Assume Opus improves at the same rate as Sonnet over this period.
Start from Opus 4 as the anchor and ask: “when would we expect to reach the Opus 4.5 reported value?”
(For METR horizons I do this in log space; for accuracy/ECI I treat it as linear.)
That yields “time ahead/behind” vs the reported Opus 4.5 result:
ECI: ~1.3 months ahead
SWE-bench bash agent: on target (about a week behind)
METR accuracy: ~2.4 months ahead
METR 80% horizon: ~1 month behind
METR 50% horizon (using METR’s reported 289 min): ~4.5 months ahead
The point is that METR p50 is the outlier relative to the other signals.
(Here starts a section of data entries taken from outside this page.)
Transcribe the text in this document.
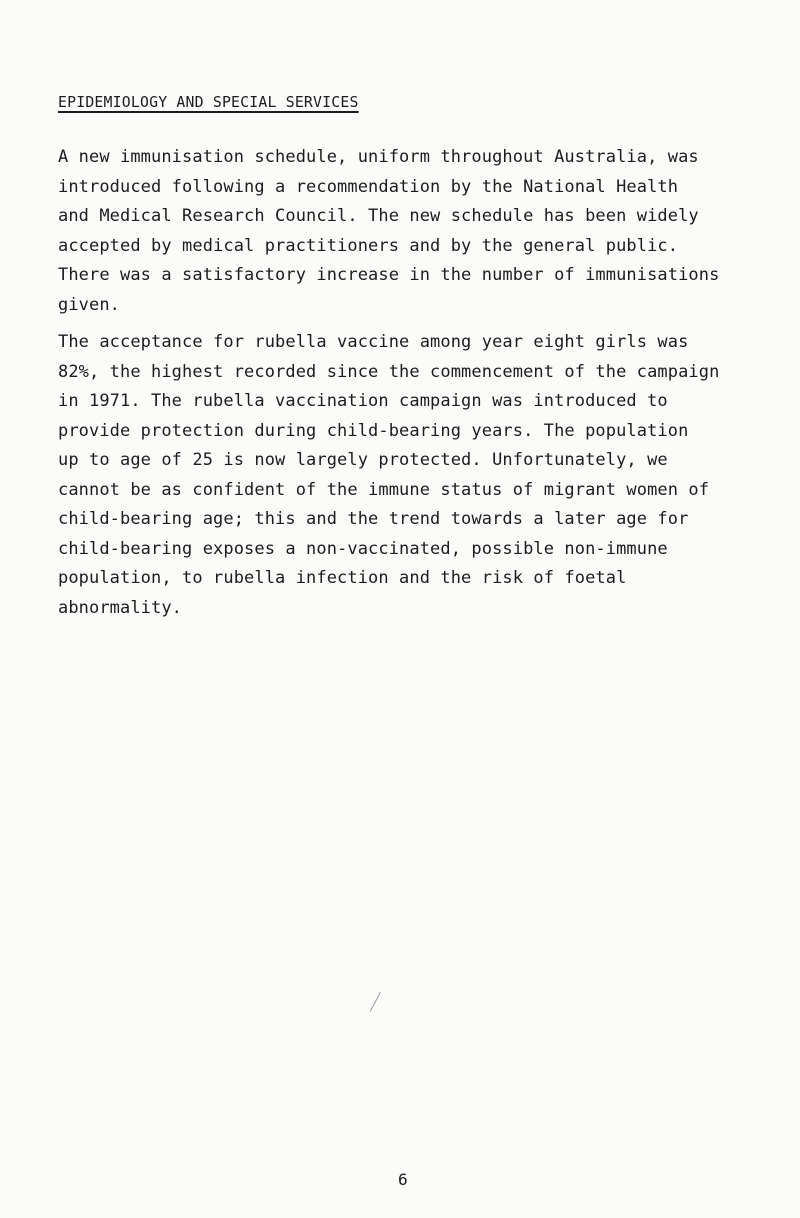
EPIDEMIOLOGY AND SPECIAL SERVICES
A new immunisation schedule, uniform throughout Australia, was
introduced following a recommendation by the National Health
and Medical Research Council. The new schedule has been widely
accepted by medical practitioners and by the general public.
There was a satisfactory increase in the number of immunisations
given.
The acceptance for rubella vaccine among year eight girls was
82%, the highest recorded since the commencement of the campaign
in 1971. The rubella vaccination campaign was introduced to
provide protection during child-bearing years. The population
up to age of 25 is now largely protected. Unfortunately, we
cannot be as confident of the immune status of migrant women of
child-bearing age; this and the trend towards a later age for
child-bearing exposes a non-vaccinated, possible non-immune
population, to rubella infection and the risk of foetal
abnormality.
6
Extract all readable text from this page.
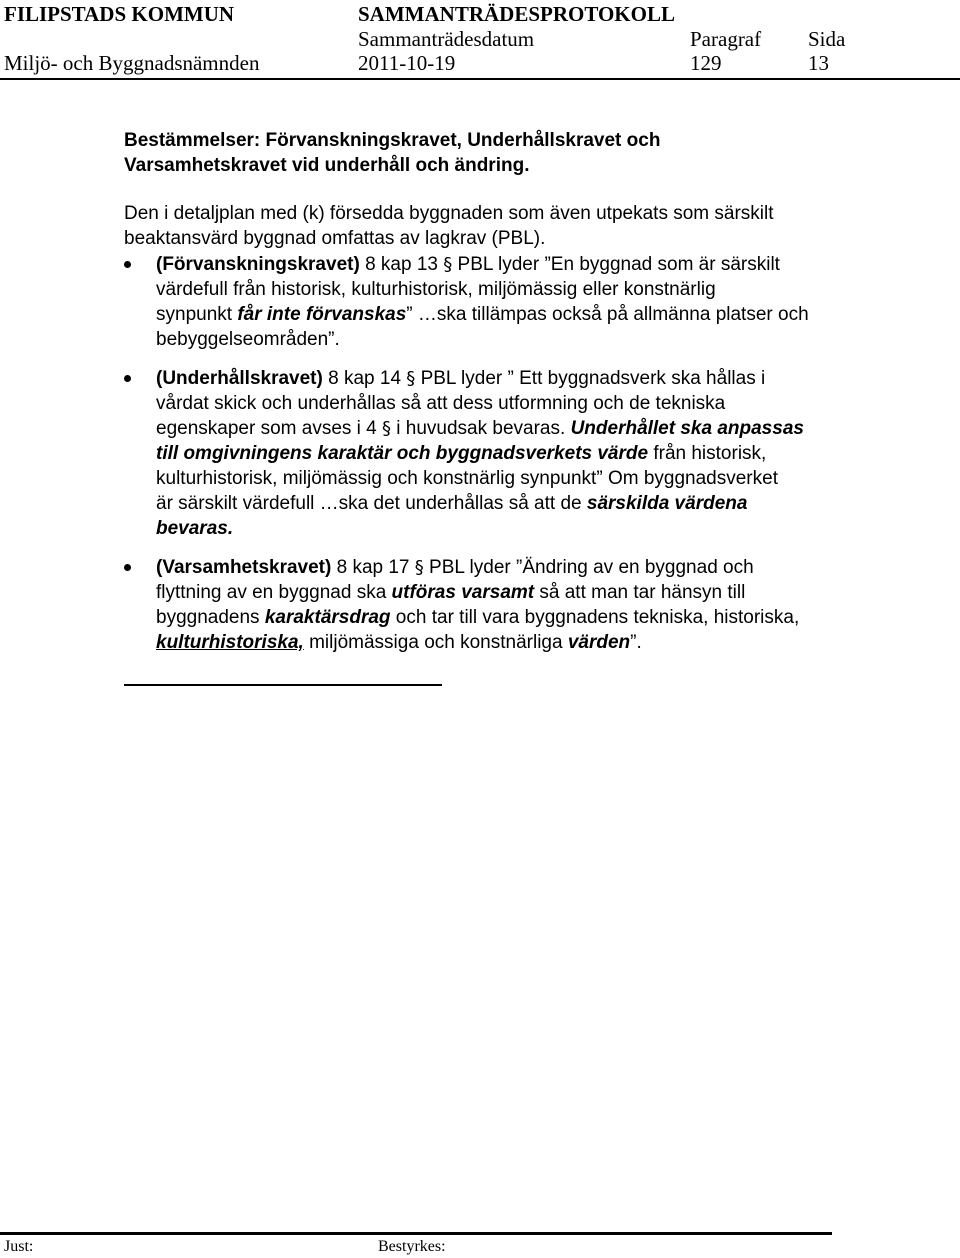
FILIPSTADS KOMMUN	SAMMANTRÄDESPROTOKOLL
Sammanträdesdatum	Paragraf Sida
Miljö- och Byggnadsnämnden	2011-10-19	129	13
Bestämmelser: Förvanskningskravet, Underhållskravet och
Varsamhetskravet vid underhåll och ändring.
Den i detaljplan med (k) försedda byggnaden som även utpekats som särskilt
beaktansvärd byggnad omfattas av lagkrav (PBL).
(Förvanskningskravet) 8 kap 13 § PBL lyder ”En byggnad som är särskilt
värdefull från historisk, kulturhistorisk, miljömässig eller konstnärlig
synpunkt får inte förvanskas” …ska tillämpas också på allmänna platser och
bebyggelseområden”.
(Underhållskravet) 8 kap 14 § PBL lyder ” Ett byggnadsverk ska hållas i
vårdat skick och underhållas så att dess utformning och de tekniska
egenskaper som avses i 4 § i huvudsak bevaras. Underhållet ska anpassas
till omgivningens karaktär och byggnadsverkets värde från historisk,
kulturhistorisk, miljömässig och konstnärlig synpunkt” Om byggnadsverket
är särskilt värdefull …ska det underhållas så att de särskilda värdena
bevaras.
(Varsamhetskravet) 8 kap 17 § PBL lyder ”Ändring av en byggnad och
flyttning av en byggnad ska utföras varsamt så att man tar hänsyn till
byggnadens karaktärsdrag och tar till vara byggnadens tekniska, historiska,
kulturhistoriska, miljömässiga och konstnärliga värden”.
Just:	Bestyrkes:
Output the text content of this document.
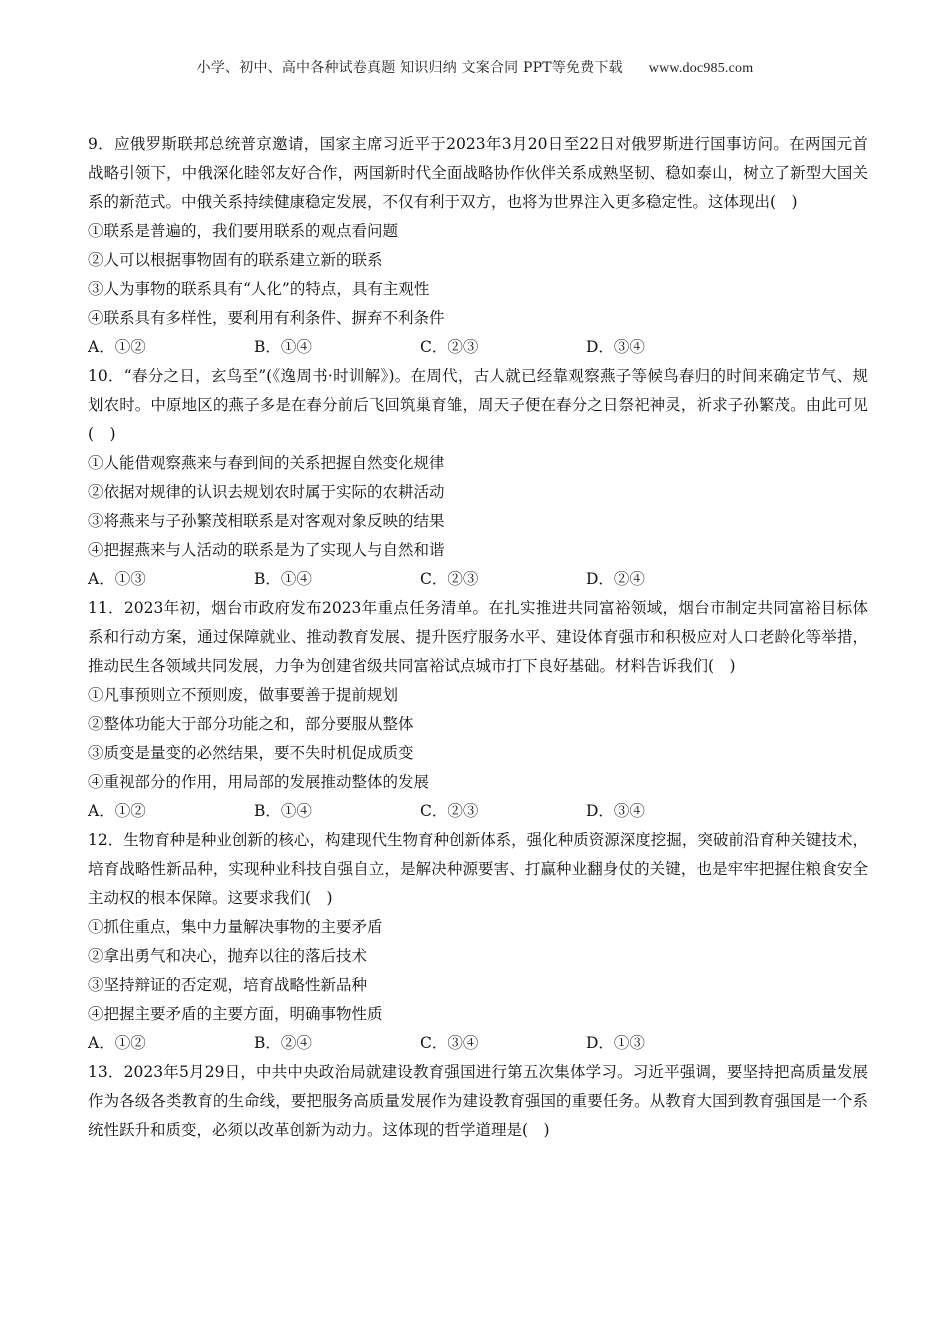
小学、初中、高中各种试卷真题 知识归纳 文案合同 PPT等免费下载 www.doc985.com

9．应俄罗斯联邦总统普京邀请，国家主席习近平于2023年3月20日至22日对俄罗斯进行国事访问。在两国元首战略引领下，中俄深化睦邻友好合作，两国新时代全面战略协作伙伴关系成熟坚韧、稳如泰山，树立了新型大国关系的新范式。中俄关系持续健康稳定发展，不仅有利于双方，也将为世界注入更多稳定性。这体现出(　)

①联系是普遍的，我们要用联系的观点看问题

②人可以根据事物固有的联系建立新的联系

③人为事物的联系具有“人化”的特点，具有主观性

④联系具有多样性，要利用有利条件、摒弃不利条件

A．①②	B．①④	C．②③	D．③④

10．“春分之日，玄鸟至”(《逸周书·时训解》)。在周代，古人就已经靠观察燕子等候鸟春归的时间来确定节气、规划农时。中原地区的燕子多是在春分前后飞回筑巢育雏，周天子便在春分之日祭祀神灵，祈求子孙繁茂。由此可见(　)

①人能借观察燕来与春到间的关系把握自然变化规律

②依据对规律的认识去规划农时属于实际的农耕活动

③将燕来与子孙繁茂相联系是对客观对象反映的结果

④把握燕来与人活动的联系是为了实现人与自然和谐

A．①③	B．①④	C．②③	D．②④

11．2023年初，烟台市政府发布2023年重点任务清单。在扎实推进共同富裕领域，烟台市制定共同富裕目标体系和行动方案，通过保障就业、推动教育发展、提升医疗服务水平、建设体育强市和积极应对人口老龄化等举措，推动民生各领域共同发展，力争为创建省级共同富裕试点城市打下良好基础。材料告诉我们(　)

①凡事预则立不预则废，做事要善于提前规划

②整体功能大于部分功能之和，部分要服从整体

③质变是量变的必然结果，要不失时机促成质变

④重视部分的作用，用局部的发展推动整体的发展

A．①②	B．①④	C．②③	D．③④

12．生物育种是种业创新的核心，构建现代生物育种创新体系，强化种质资源深度挖掘，突破前沿育种关键技术，培育战略性新品种，实现种业科技自强自立，是解决种源要害、打赢种业翻身仗的关键，也是牢牢把握住粮食安全主动权的根本保障。这要求我们(　)

①抓住重点，集中力量解决事物的主要矛盾

②拿出勇气和决心，抛弃以往的落后技术

③坚持辩证的否定观，培育战略性新品种

④把握主要矛盾的主要方面，明确事物性质

A．①②	B．②④	C．③④	D．①③

13．2023年5月29日，中共中央政治局就建设教育强国进行第五次集体学习。习近平强调，要坚持把高质量发展作为各级各类教育的生命线，要把服务高质量发展作为建设教育强国的重要任务。从教育大国到教育强国是一个系统性跃升和质变，必须以改革创新为动力。这体现的哲学道理是(　)
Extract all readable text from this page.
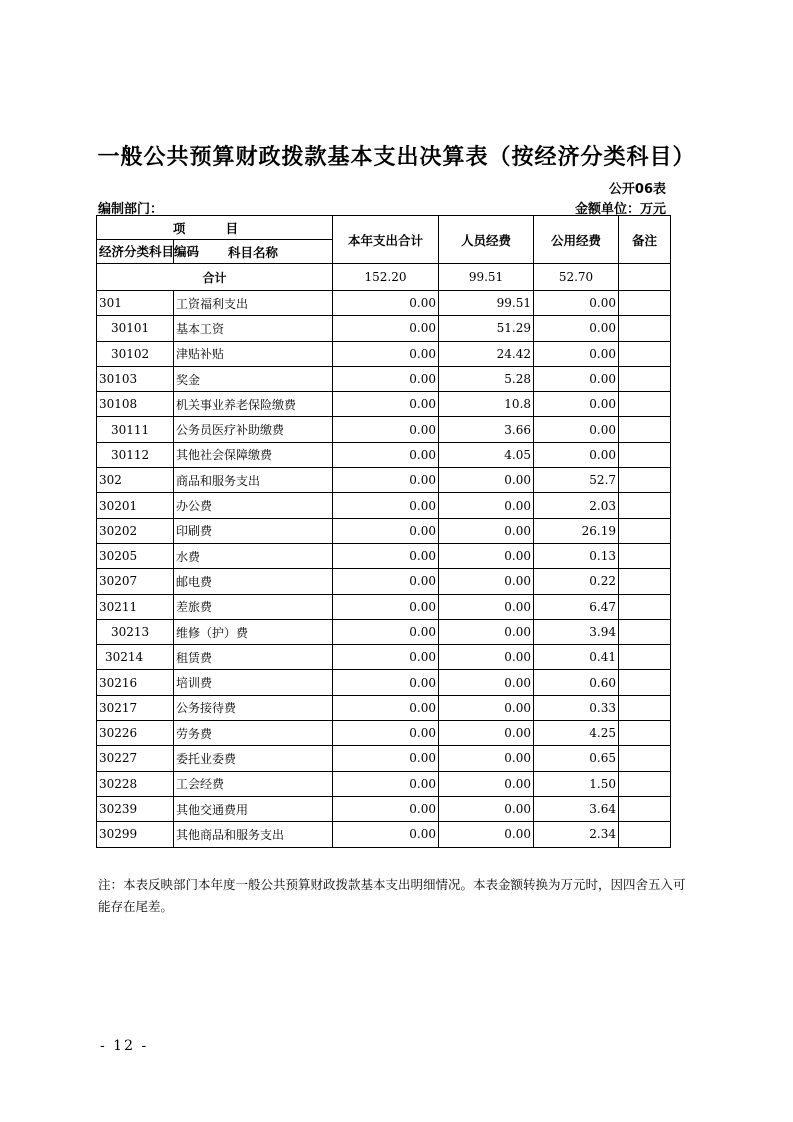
一般公共预算财政拨款基本支出决算表（按经济分类科目）
公开06表
编制部门：	金额单位：万元
项 目		本年支出合计	人员经费	公用经费	备注
经济分类科目编码	科目名称				
合计		152.20	99.51	52.70	
301	工资福利支出	0.00	99.51	0.00	
30101	基本工资	0.00	51.29	0.00	
30102	津贴补贴	0.00	24.42	0.00	
30103	奖金	0.00	5.28	0.00	
30108	机关事业养老保险缴费	0.00	10.8	0.00	
30111	公务员医疗补助缴费	0.00	3.66	0.00	
30112	其他社会保障缴费	0.00	4.05	0.00	
302	商品和服务支出	0.00	0.00	52.7	
30201	办公费	0.00	0.00	2.03	
30202	印刷费	0.00	0.00	26.19	
30205	水费	0.00	0.00	0.13	
30207	邮电费	0.00	0.00	0.22	
30211	差旅费	0.00	0.00	6.47	
30213	维修（护）费	0.00	0.00	3.94	
30214	租赁费	0.00	0.00	0.41	
30216	培训费	0.00	0.00	0.60	
30217	公务接待费	0.00	0.00	0.33	
30226	劳务费	0.00	0.00	4.25	
30227	委托业委费	0.00	0.00	0.65	
30228	工会经费	0.00	0.00	1.50	
30239	其他交通费用	0.00	0.00	3.64	
30299	其他商品和服务支出	0.00	0.00	2.34	
注：本表反映部门本年度一般公共预算财政拨款基本支出明细情况。本表金额转换为万元时，因四舍五入可能存在尾差。
- 12 -
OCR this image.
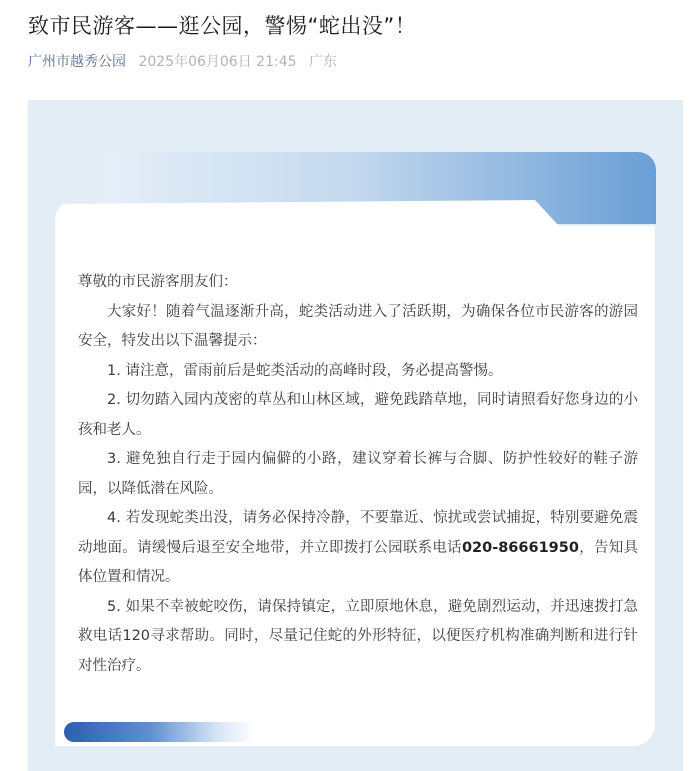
致市民游客——逛公园，警惕“蛇出没”！
广州市越秀公园 2025年06月06日 21:45 广东

尊敬的市民游客朋友们：

大家好！随着气温逐渐升高，蛇类活动进入了活跃期，为确保各位市民游客的游园安全，特发出以下温馨提示：

1. 请注意，雷雨前后是蛇类活动的高峰时段，务必提高警惕。

2. 切勿踏入园内茂密的草丛和山林区域，避免践踏草地，同时请照看好您身边的小孩和老人。

3. 避免独自行走于园内偏僻的小路，建议穿着长裤与合脚、防护性较好的鞋子游园，以降低潜在风险。

4. 若发现蛇类出没，请务必保持冷静，不要靠近、惊扰或尝试捕捉，特别要避免震动地面。请缓慢后退至安全地带，并立即拨打公园联系电话020-86661950，告知具体位置和情况。

5. 如果不幸被蛇咬伤，请保持镇定，立即原地休息，避免剧烈运动，并迅速拨打急救电话120寻求帮助。同时，尽量记住蛇的外形特征，以便医疗机构准确判断和进行针对性治疗。
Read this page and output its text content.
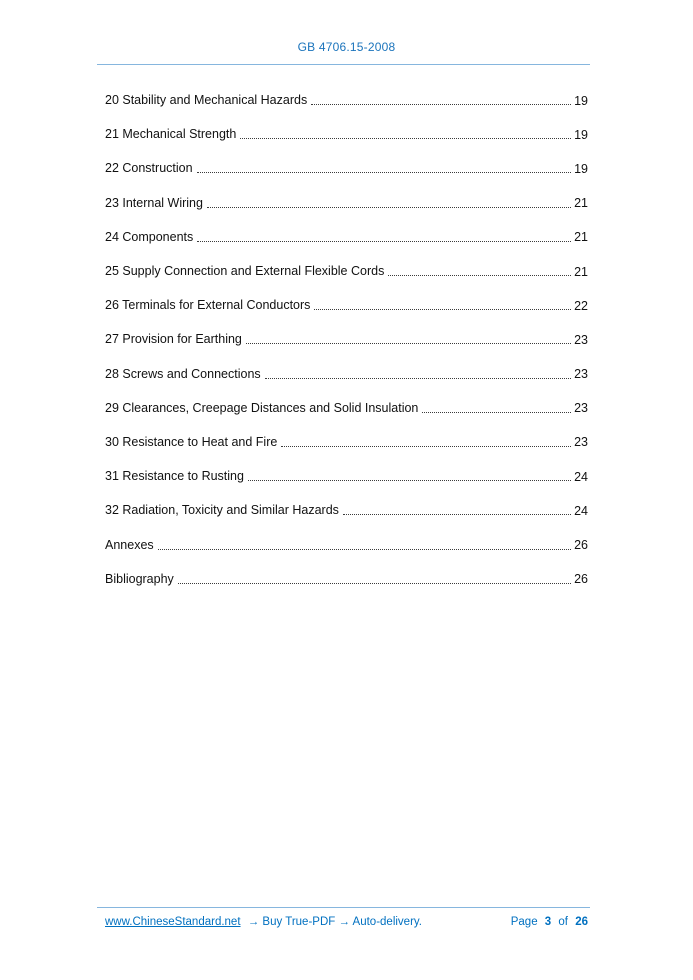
GB 4706.15-2008
20 Stability and Mechanical Hazards	19
21 Mechanical Strength	19
22 Construction	19
23 Internal Wiring	21
24 Components	21
25 Supply Connection and External Flexible Cords	21
26 Terminals for External Conductors	22
27 Provision for Earthing	23
28 Screws and Connections	23
29 Clearances, Creepage Distances and Solid Insulation	23
30 Resistance to Heat and Fire	23
31 Resistance to Rusting	24
32 Radiation, Toxicity and Similar Hazards	24
Annexes	26
Bibliography	26
www.ChineseStandard.net → Buy True-PDF → Auto-delivery.	Page 3 of 26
If instead we assume Opus 4.5 is only as far “ahead” as the other benchmarks suggest, then p50 should be closer to:
1.3 months ahead (ECI-like): ~200 minutes
2.4 months ahead (accuracy-like): ~226 minutes
And the corresponding implied p80 would be:
on-target: ~28 minutes
1.3 months ahead: ~30 minutes
2.4 months ahead: ~32 minutes
My best guess is we’re ~1 month ahead overall, which puts p50/p80 in-between those cases.
Finally, percentiles inside METR’s CI depend on the (unstated) sampling distribution; if you approximate it as log-normal you get the rough “position within the CI” numbers I mentioned, but it’s only an approximation.